THERAMIN: Thermal treatment for radioactive waste minimisation and reduction
Thermal treatment can provide significant volume reduction, waste passivation and organics destruction for radioactive wastes, with benefits for waste storage and safety cases for geological disposal. The THERAMIN project aimed to provide improved understanding and optimisation of the application of thermal treatment to wastes. THERAMIN successfully demonstrated six technologies (SHIVA, In-Can Melter, GeoMelt®, thermal gasification, vitrification and hot isostatic pressing) with a range of waste groups, improved understanding of treated products and provided a better strategic understanding of relevant wastes and technologies.
Overview
Project Dates: 1/06/2017 – 31/05/2020
Project Status: Finished
Project Website: www.theramin-h2020.eu
The THErmal treatment for RAdioactive waste MINimisation and reduction (THERAMIN) project was focused on improving understanding and optimising the application of thermal treatment to wastes.

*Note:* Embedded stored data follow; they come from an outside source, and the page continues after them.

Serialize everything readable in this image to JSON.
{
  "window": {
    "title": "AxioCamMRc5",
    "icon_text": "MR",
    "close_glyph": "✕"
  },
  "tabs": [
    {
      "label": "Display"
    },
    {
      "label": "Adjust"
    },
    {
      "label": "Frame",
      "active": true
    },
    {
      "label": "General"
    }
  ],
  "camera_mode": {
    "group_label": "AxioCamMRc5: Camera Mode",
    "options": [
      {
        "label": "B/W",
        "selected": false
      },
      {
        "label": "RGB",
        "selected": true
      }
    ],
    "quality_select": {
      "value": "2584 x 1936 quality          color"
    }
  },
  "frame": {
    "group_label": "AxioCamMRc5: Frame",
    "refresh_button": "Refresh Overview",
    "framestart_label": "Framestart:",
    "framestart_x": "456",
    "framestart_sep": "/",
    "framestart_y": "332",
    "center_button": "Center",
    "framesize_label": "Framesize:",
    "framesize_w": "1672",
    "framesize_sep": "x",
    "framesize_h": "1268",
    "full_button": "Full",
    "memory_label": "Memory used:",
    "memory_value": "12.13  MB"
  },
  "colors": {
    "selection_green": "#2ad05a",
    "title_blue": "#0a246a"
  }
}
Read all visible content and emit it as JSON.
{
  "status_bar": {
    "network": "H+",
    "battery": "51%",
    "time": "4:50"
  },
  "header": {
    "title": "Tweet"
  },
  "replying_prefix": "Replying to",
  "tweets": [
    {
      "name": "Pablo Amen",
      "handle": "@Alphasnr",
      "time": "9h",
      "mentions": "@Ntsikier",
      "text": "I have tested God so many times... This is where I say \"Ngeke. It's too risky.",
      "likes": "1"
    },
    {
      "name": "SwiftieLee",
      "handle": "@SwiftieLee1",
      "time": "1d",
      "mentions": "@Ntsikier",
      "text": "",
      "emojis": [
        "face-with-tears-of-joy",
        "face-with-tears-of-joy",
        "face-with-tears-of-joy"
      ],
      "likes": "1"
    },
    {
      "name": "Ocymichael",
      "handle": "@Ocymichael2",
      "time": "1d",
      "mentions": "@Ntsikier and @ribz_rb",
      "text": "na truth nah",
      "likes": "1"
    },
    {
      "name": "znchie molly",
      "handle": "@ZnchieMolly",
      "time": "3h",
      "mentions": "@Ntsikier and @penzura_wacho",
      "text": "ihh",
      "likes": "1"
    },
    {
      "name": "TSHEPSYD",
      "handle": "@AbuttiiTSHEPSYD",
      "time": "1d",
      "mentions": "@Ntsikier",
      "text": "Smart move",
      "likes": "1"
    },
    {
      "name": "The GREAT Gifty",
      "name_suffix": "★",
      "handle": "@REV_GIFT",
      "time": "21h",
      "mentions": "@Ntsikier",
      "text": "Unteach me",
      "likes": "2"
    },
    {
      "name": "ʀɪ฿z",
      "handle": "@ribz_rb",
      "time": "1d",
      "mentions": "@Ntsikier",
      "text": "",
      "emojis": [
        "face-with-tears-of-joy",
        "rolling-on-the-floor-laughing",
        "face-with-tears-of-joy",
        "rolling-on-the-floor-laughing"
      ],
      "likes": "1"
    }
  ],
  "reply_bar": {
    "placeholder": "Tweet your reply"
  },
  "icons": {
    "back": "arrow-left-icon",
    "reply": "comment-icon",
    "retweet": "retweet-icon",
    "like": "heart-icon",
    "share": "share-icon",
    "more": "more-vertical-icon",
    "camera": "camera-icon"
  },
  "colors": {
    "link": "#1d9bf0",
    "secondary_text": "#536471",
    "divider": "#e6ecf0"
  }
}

Safe management of radioactive waste is challenging to waste producers and waste management organisations. Deployment of thermal treatment in an optimised waste management life-cycle can provide significant volume reduction, waste passivation and organics destruction, with benefits for waste storage and safety cases for geological disposal. Relevant technologies include in-container vitrification, gasification, plasma treatment and hot isostatic pressing.
THERAMIN explored and demonstrated a number of treatment technologies and provided assessments of the technologies, relevant waste streams and the disposability of the treatment products. The results can help to optimise the waste management life-cycle for treatable wastes.
THERAMIN was a collaborative project funded by the European Commission under the Horizon 2020 Framework. The project was implemented by a consortium with 12 project partners and was advised by an End User Group (EUG), consisting of waste management organisations and waste producers from five countries (Belgium, Finland, France, Switzerland and the UK).
Objective
THERAMIN undertook an EU-wide strategic review and assessment of the value of thermal technologies applicable to a broad range of waste streams (ion exchange media, soft operational wastes, sludge, organics and liquids). THERAMIN compiled an EU-wide database of thermally treatable wastes, documented the strategic benefits of thermal treatment, and identified the opportunities, synergies, challenges, timescales and cost implications. THERAMIN also aimed to evaluate the effectiveness and achievable volume reduction of thermal treatment technologies through ‘first-of-a-kind’ active and non-active full-scale demonstration tests and to assess the disposability of residues.
The project benefited from the large investments made by partners in thermal treatment R&D facilities, which were used in THERAMIN to maximise the benefit across Member states. THERAMIN also benefited from close engagement with an End User Group composed of waste producers and waste management organisations. Strategic goals included establishing a pan-European network of expertise on thermal treatment, to provide for cross-European technology transfer, and to identify prospects for sharing of facilities between countries facing similar problems. In addition, THERAMIN aimed to encourage the mobility and training of staff for the development of the next generation of engineers and scientists, and the proposal included a technical training workshop, a scientific conference, and use of other dissemination tools.
Results
The THERAMIN project successfully complied a summary-level inventory of European radioactive wastes suitable for thermal treatment and a undertook review of available thermal treatment technologies. This supported the rest of the project and provided a clear basis for decision-making for members of the End User Group.
A value assessment methodology was also developed that can be used to identify the benefits and challenges of thermal treatment compared to the baseline options, which can be used to inform strategic consideration of thermal treatment for waste groups studied within the project.
The project successfully demonstrated the applicability of six different thermal treatment technologies (SHIVA, In-Can Melter, GeoMelt®, thermal gasification, vitrification and hot isostatic pressing) for a range of waste groups representative of those identified in participating countries. The thermally treated products of these and other trials were also characterised, and these data were used to undertake preliminary disposability assessments. Characterisation demonstrated that the removal of volatile components, organic complexants and water, which has benefits in terms of reducing the potential for gas generation, corrosion of storage and disposal containers, and radionuclide transport rates within the disposal facility.